Tuesday, November 22, 2005

"You May Find Yourself Living In A Shotgun Shack...You May Find Yourself In A Beautiful House With A Beautiful Wife"*

I ate lunch with a professor today. We did not talk economics. We talked football.

He commented that big time football universities do not have great academics. We spent the next ten minutes trying to find counter-examples. This was a positive exercise. We never discussed why football programs and academics are mutually exclusive. We never discussed how football programs should fit into the university setting. Those questions do not matter to positivists. (I am surprised one of us didn't blurt "there might be a paper in this.")

John Maynard Keynes said "in the-long run, we are all dead." Keynes convinced the Western world that the economy could be controlled by positive philosophers. Recessions require government spending. We are all dead, therefore, live today and worry about the future when it gets here.

His statement is true, eventually, we are all dead. His logic satisfies the positivists.

But, our progeny will not be dead in the long-run. How long is the long-run? Are we really dead? The normativist asks what should we do? Should today be more important than tomorrow? Keynes' positive statement is not enough for his conclusion. The question becomes should we live today and worry about the future when it gets here?

Economists (and academics in general) give up when they cannot refute a positive statement. You cannot refute Keynes with positive logic. "In the long-run, we are all dead." The only way to argue against him is to use normative logic. We should care about our children. We should let individuals make their own decisions.

Billy Joel's "Only the Good Die Young" is another example of positive logic. He courts a Catholic girl, saying its only a matter of time before she gives it up to someone, therefore, it just as well be him. Only the good die young, therefore, be bad. I wonder how many times this logic has been used.

It does not matter to Joel 'what should be.' How can the girl reply? Sex should be sacred. Joel replies but it is not sacred. We should be good. Joel replies everyone is not good. It can go on forever.

They are speaking in two different languages.

This is where our society is at right now.

Religion is normative. It is based on books that say what should be. Science is positive. It is based on books that say what is.

To succeed in school one must be positive. Teachers do not like answers that say two plus two should be eight. Good students like evidence about what they are learning. Of course, there are classes where shoulds become part of the class, but these shoulds need to be proven by positive statements.

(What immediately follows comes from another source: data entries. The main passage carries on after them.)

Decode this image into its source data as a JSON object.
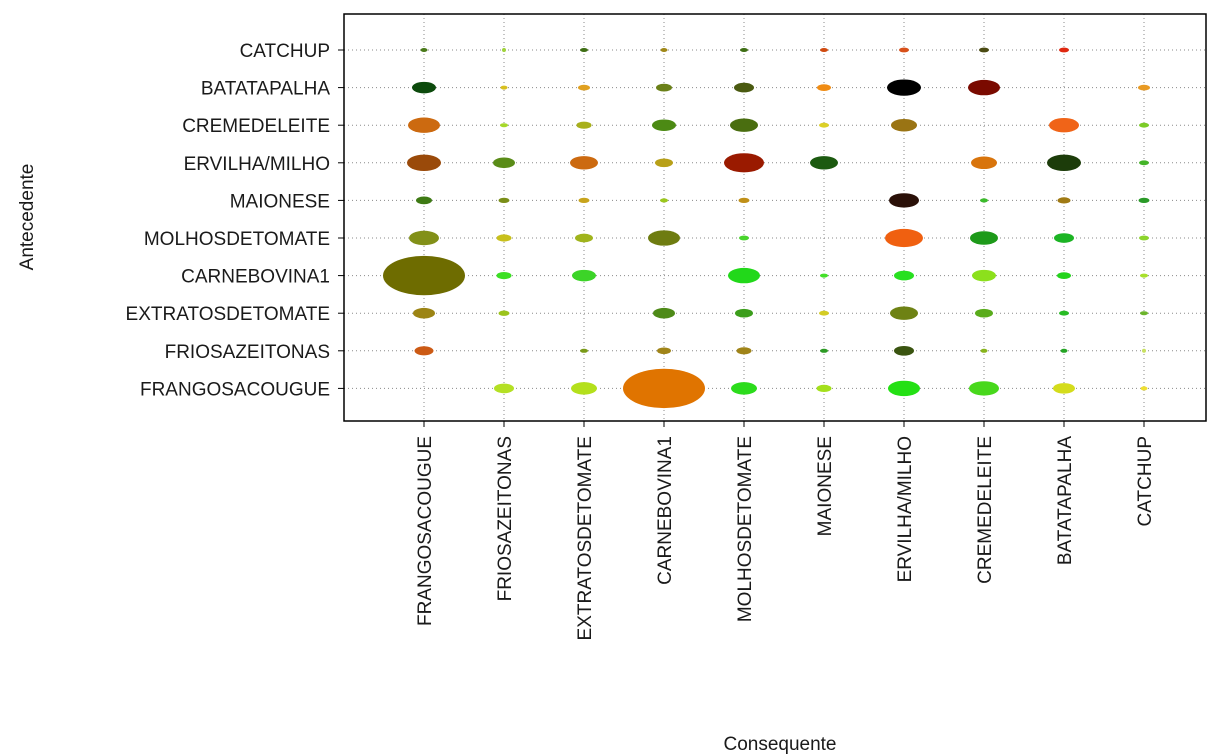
{
  "chart_data": {
    "type": "scatter",
    "subtype": "bubble-matrix",
    "title": "",
    "xlabel": "Consequente",
    "ylabel": "Antecedente",
    "x_categories": [
      "FRANGOSACOUGUE",
      "FRIOSAZEITONAS",
      "EXTRATOSDETOMATE",
      "CARNEBOVINA1",
      "MOLHOSDETOMATE",
      "MAIONESE",
      "ERVILHA/MILHO",
      "CREMEDELEITE",
      "BATATAPALHA",
      "CATCHUP"
    ],
    "y_categories": [
      "CATCHUP",
      "BATATAPALHA",
      "CREMEDELEITE",
      "ERVILHA/MILHO",
      "MAIONESE",
      "MOLHOSDETOMATE",
      "CARNEBOVINA1",
      "EXTRATOSDETOMATE",
      "FRIOSAZEITONAS",
      "FRANGOSACOUGUE"
    ],
    "grid": true,
    "bubbles": [
      {
        "y": "CATCHUP",
        "x": "FRANGOSACOUGUE",
        "size": 7,
        "color": "#4a7a1a"
      },
      {
        "y": "CATCHUP",
        "x": "FRIOSAZEITONAS",
        "size": 4,
        "color": "#9fd23a"
      },
      {
        "y": "CATCHUP",
        "x": "EXTRATOSDETOMATE",
        "size": 8,
        "color": "#3f6e14"
      },
      {
        "y": "CATCHUP",
        "x": "CARNEBOVINA1",
        "size": 7,
        "color": "#a08818"
      },
      {
        "y": "CATCHUP",
        "x": "MOLHOSDETOMATE",
        "size": 8,
        "color": "#3f6e14"
      },
      {
        "y": "CATCHUP",
        "x": "MAIONESE",
        "size": 8,
        "color": "#d04a10"
      },
      {
        "y": "CATCHUP",
        "x": "ERVILHA/MILHO",
        "size": 10,
        "color": "#d8501a"
      },
      {
        "y": "CATCHUP",
        "x": "CREMEDELEITE",
        "size": 10,
        "color": "#4a4a12"
      },
      {
        "y": "CATCHUP",
        "x": "BATATAPALHA",
        "size": 10,
        "color": "#e02810"
      },
      {
        "y": "BATATAPALHA",
        "x": "FRANGOSACOUGUE",
        "size": 24,
        "color": "#0c4a0c"
      },
      {
        "y": "BATATAPALHA",
        "x": "FRIOSAZEITONAS",
        "size": 7,
        "color": "#d8c020"
      },
      {
        "y": "BATATAPALHA",
        "x": "EXTRATOSDETOMATE",
        "size": 12,
        "color": "#e0a020"
      },
      {
        "y": "BATATAPALHA",
        "x": "CARNEBOVINA1",
        "size": 16,
        "color": "#6a8018"
      },
      {
        "y": "BATATAPALHA",
        "x": "MOLHOSDETOMATE",
        "size": 20,
        "color": "#4a5a10"
      },
      {
        "y": "BATATAPALHA",
        "x": "MAIONESE",
        "size": 14,
        "color": "#f08c14"
      },
      {
        "y": "BATATAPALHA",
        "x": "ERVILHA/MILHO",
        "size": 34,
        "color": "#000000"
      },
      {
        "y": "BATATAPALHA",
        "x": "CREMEDELEITE",
        "size": 32,
        "color": "#7a0a00"
      },
      {
        "y": "BATATAPALHA",
        "x": "CATCHUP",
        "size": 12,
        "color": "#e89a24"
      },
      {
        "y": "CREMEDELEITE",
        "x": "FRANGOSACOUGUE",
        "size": 32,
        "color": "#cc6a10"
      },
      {
        "y": "CREMEDELEITE",
        "x": "FRIOSAZEITONAS",
        "size": 8,
        "color": "#a6d82a"
      },
      {
        "y": "CREMEDELEITE",
        "x": "EXTRATOSDETOMATE",
        "size": 15,
        "color": "#a8b01c"
      },
      {
        "y": "CREMEDELEITE",
        "x": "CARNEBOVINA1",
        "size": 24,
        "color": "#4c8a14"
      },
      {
        "y": "CREMEDELEITE",
        "x": "MOLHOSDETOMATE",
        "size": 28,
        "color": "#4a6e10"
      },
      {
        "y": "CREMEDELEITE",
        "x": "MAIONESE",
        "size": 10,
        "color": "#dcd028"
      },
      {
        "y": "CREMEDELEITE",
        "x": "ERVILHA/MILHO",
        "size": 26,
        "color": "#9a7414"
      },
      {
        "y": "CREMEDELEITE",
        "x": "BATATAPALHA",
        "size": 30,
        "color": "#f06418"
      },
      {
        "y": "CREMEDELEITE",
        "x": "CATCHUP",
        "size": 10,
        "color": "#7ccc28"
      },
      {
        "y": "ERVILHA/MILHO",
        "x": "FRANGOSACOUGUE",
        "size": 34,
        "color": "#9a4a0a"
      },
      {
        "y": "ERVILHA/MILHO",
        "x": "FRIOSAZEITONAS",
        "size": 22,
        "color": "#5a8c18"
      },
      {
        "y": "ERVILHA/MILHO",
        "x": "EXTRATOSDETOMATE",
        "size": 28,
        "color": "#cc6a10"
      },
      {
        "y": "ERVILHA/MILHO",
        "x": "CARNEBOVINA1",
        "size": 18,
        "color": "#b8a018"
      },
      {
        "y": "ERVILHA/MILHO",
        "x": "MOLHOSDETOMATE",
        "size": 40,
        "color": "#9a1a00"
      },
      {
        "y": "ERVILHA/MILHO",
        "x": "MAIONESE",
        "size": 28,
        "color": "#1c5a10"
      },
      {
        "y": "ERVILHA/MILHO",
        "x": "CREMEDELEITE",
        "size": 26,
        "color": "#d8740c"
      },
      {
        "y": "ERVILHA/MILHO",
        "x": "BATATAPALHA",
        "size": 34,
        "color": "#1c3c0a"
      },
      {
        "y": "ERVILHA/MILHO",
        "x": "CATCHUP",
        "size": 10,
        "color": "#44b428"
      },
      {
        "y": "MAIONESE",
        "x": "FRANGOSACOUGUE",
        "size": 16,
        "color": "#3e7a14"
      },
      {
        "y": "MAIONESE",
        "x": "FRIOSAZEITONAS",
        "size": 11,
        "color": "#7a8e18"
      },
      {
        "y": "MAIONESE",
        "x": "EXTRATOSDETOMATE",
        "size": 11,
        "color": "#c8a41c"
      },
      {
        "y": "MAIONESE",
        "x": "CARNEBOVINA1",
        "size": 8,
        "color": "#9cc81c"
      },
      {
        "y": "MAIONESE",
        "x": "MOLHOSDETOMATE",
        "size": 11,
        "color": "#c09018"
      },
      {
        "y": "MAIONESE",
        "x": "ERVILHA/MILHO",
        "size": 30,
        "color": "#2a1008"
      },
      {
        "y": "MAIONESE",
        "x": "CREMEDELEITE",
        "size": 8,
        "color": "#3cbc2c"
      },
      {
        "y": "MAIONESE",
        "x": "BATATAPALHA",
        "size": 13,
        "color": "#a07a14"
      },
      {
        "y": "MAIONESE",
        "x": "CATCHUP",
        "size": 11,
        "color": "#2a9a28"
      },
      {
        "y": "MOLHOSDETOMATE",
        "x": "FRANGOSACOUGUE",
        "size": 30,
        "color": "#829018"
      },
      {
        "y": "MOLHOSDETOMATE",
        "x": "FRIOSAZEITONAS",
        "size": 15,
        "color": "#c8c01c"
      },
      {
        "y": "MOLHOSDETOMATE",
        "x": "EXTRATOSDETOMATE",
        "size": 18,
        "color": "#a0b41c"
      },
      {
        "y": "MOLHOSDETOMATE",
        "x": "CARNEBOVINA1",
        "size": 32,
        "color": "#6e7c10"
      },
      {
        "y": "MOLHOSDETOMATE",
        "x": "MOLHOSDETOMATE",
        "size": 10,
        "color": "#48d42c"
      },
      {
        "y": "MOLHOSDETOMATE",
        "x": "ERVILHA/MILHO",
        "size": 38,
        "color": "#f06010"
      },
      {
        "y": "MOLHOSDETOMATE",
        "x": "CREMEDELEITE",
        "size": 28,
        "color": "#1e9a1a"
      },
      {
        "y": "MOLHOSDETOMATE",
        "x": "BATATAPALHA",
        "size": 20,
        "color": "#1cb424"
      },
      {
        "y": "MOLHOSDETOMATE",
        "x": "CATCHUP",
        "size": 10,
        "color": "#8cd42c"
      },
      {
        "y": "CARNEBOVINA1",
        "x": "FRANGOSACOUGUE",
        "size": 82,
        "color": "#6e6c00"
      },
      {
        "y": "CARNEBOVINA1",
        "x": "FRIOSAZEITONAS",
        "size": 15,
        "color": "#3ce024"
      },
      {
        "y": "CARNEBOVINA1",
        "x": "EXTRATOSDETOMATE",
        "size": 24,
        "color": "#3cd428"
      },
      {
        "y": "CARNEBOVINA1",
        "x": "MOLHOSDETOMATE",
        "size": 32,
        "color": "#22d81a"
      },
      {
        "y": "CARNEBOVINA1",
        "x": "MAIONESE",
        "size": 8,
        "color": "#44e02a"
      },
      {
        "y": "CARNEBOVINA1",
        "x": "ERVILHA/MILHO",
        "size": 20,
        "color": "#28e020"
      },
      {
        "y": "CARNEBOVINA1",
        "x": "CREMEDELEITE",
        "size": 24,
        "color": "#8ce01c"
      },
      {
        "y": "CARNEBOVINA1",
        "x": "BATATAPALHA",
        "size": 14,
        "color": "#24d41c"
      },
      {
        "y": "CARNEBOVINA1",
        "x": "CATCHUP",
        "size": 8,
        "color": "#a8e02c"
      },
      {
        "y": "EXTRATOSDETOMATE",
        "x": "FRANGOSACOUGUE",
        "size": 22,
        "color": "#9c8414"
      },
      {
        "y": "EXTRATOSDETOMATE",
        "x": "FRIOSAZEITONAS",
        "size": 11,
        "color": "#9cc41c"
      },
      {
        "y": "EXTRATOSDETOMATE",
        "x": "CARNEBOVINA1",
        "size": 22,
        "color": "#4e8a18"
      },
      {
        "y": "EXTRATOSDETOMATE",
        "x": "MOLHOSDETOMATE",
        "size": 18,
        "color": "#3c9e1c"
      },
      {
        "y": "EXTRATOSDETOMATE",
        "x": "MAIONESE",
        "size": 10,
        "color": "#d4cc24"
      },
      {
        "y": "EXTRATOSDETOMATE",
        "x": "ERVILHA/MILHO",
        "size": 28,
        "color": "#6e8214"
      },
      {
        "y": "EXTRATOSDETOMATE",
        "x": "CREMEDELEITE",
        "size": 18,
        "color": "#5aac1c"
      },
      {
        "y": "EXTRATOSDETOMATE",
        "x": "BATATAPALHA",
        "size": 10,
        "color": "#28bc24"
      },
      {
        "y": "EXTRATOSDETOMATE",
        "x": "CATCHUP",
        "size": 8,
        "color": "#6cb42c"
      },
      {
        "y": "FRIOSAZEITONAS",
        "x": "FRANGOSACOUGUE",
        "size": 19,
        "color": "#cc5a14"
      },
      {
        "y": "FRIOSAZEITONAS",
        "x": "EXTRATOSDETOMATE",
        "size": 8,
        "color": "#7a9a18"
      },
      {
        "y": "FRIOSAZEITONAS",
        "x": "CARNEBOVINA1",
        "size": 14,
        "color": "#a08418"
      },
      {
        "y": "FRIOSAZEITONAS",
        "x": "MOLHOSDETOMATE",
        "size": 15,
        "color": "#a08418"
      },
      {
        "y": "FRIOSAZEITONAS",
        "x": "MAIONESE",
        "size": 8,
        "color": "#2c9a24"
      },
      {
        "y": "FRIOSAZEITONAS",
        "x": "ERVILHA/MILHO",
        "size": 20,
        "color": "#3a5410"
      },
      {
        "y": "FRIOSAZEITONAS",
        "x": "CREMEDELEITE",
        "size": 7,
        "color": "#88b41c"
      },
      {
        "y": "FRIOSAZEITONAS",
        "x": "BATATAPALHA",
        "size": 7,
        "color": "#24a424"
      },
      {
        "y": "FRIOSAZEITONAS",
        "x": "CATCHUP",
        "size": 4,
        "color": "#c8e060"
      },
      {
        "y": "FRANGOSACOUGUE",
        "x": "FRIOSAZEITONAS",
        "size": 20,
        "color": "#b4e024"
      },
      {
        "y": "FRANGOSACOUGUE",
        "x": "EXTRATOSDETOMATE",
        "size": 26,
        "color": "#b4e01c"
      },
      {
        "y": "FRANGOSACOUGUE",
        "x": "CARNEBOVINA1",
        "size": 82,
        "color": "#e07400"
      },
      {
        "y": "FRANGOSACOUGUE",
        "x": "MOLHOSDETOMATE",
        "size": 26,
        "color": "#2cdc1c"
      },
      {
        "y": "FRANGOSACOUGUE",
        "x": "MAIONESE",
        "size": 15,
        "color": "#a4e01c"
      },
      {
        "y": "FRANGOSACOUGUE",
        "x": "ERVILHA/MILHO",
        "size": 32,
        "color": "#24e014"
      },
      {
        "y": "FRANGOSACOUGUE",
        "x": "CREMEDELEITE",
        "size": 30,
        "color": "#48d81c"
      },
      {
        "y": "FRANGOSACOUGUE",
        "x": "BATATAPALHA",
        "size": 22,
        "color": "#d4dc1c"
      },
      {
        "y": "FRANGOSACOUGUE",
        "x": "CATCHUP",
        "size": 7,
        "color": "#f0e030"
      }
    ]
  }
}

The problem is many shoulds cannot be proven by positive statements. Sex should be sacred cannot be proven through positive logic. Religion fails here. It turns its normative doctrines into positive ones. The church says sex is sacred. It forgets the shoulds. Religion does not have the courage to preach that sex should be sacred. It takes much more thought and convincing to say 'should be.'

Thought that positivists do not appreciate.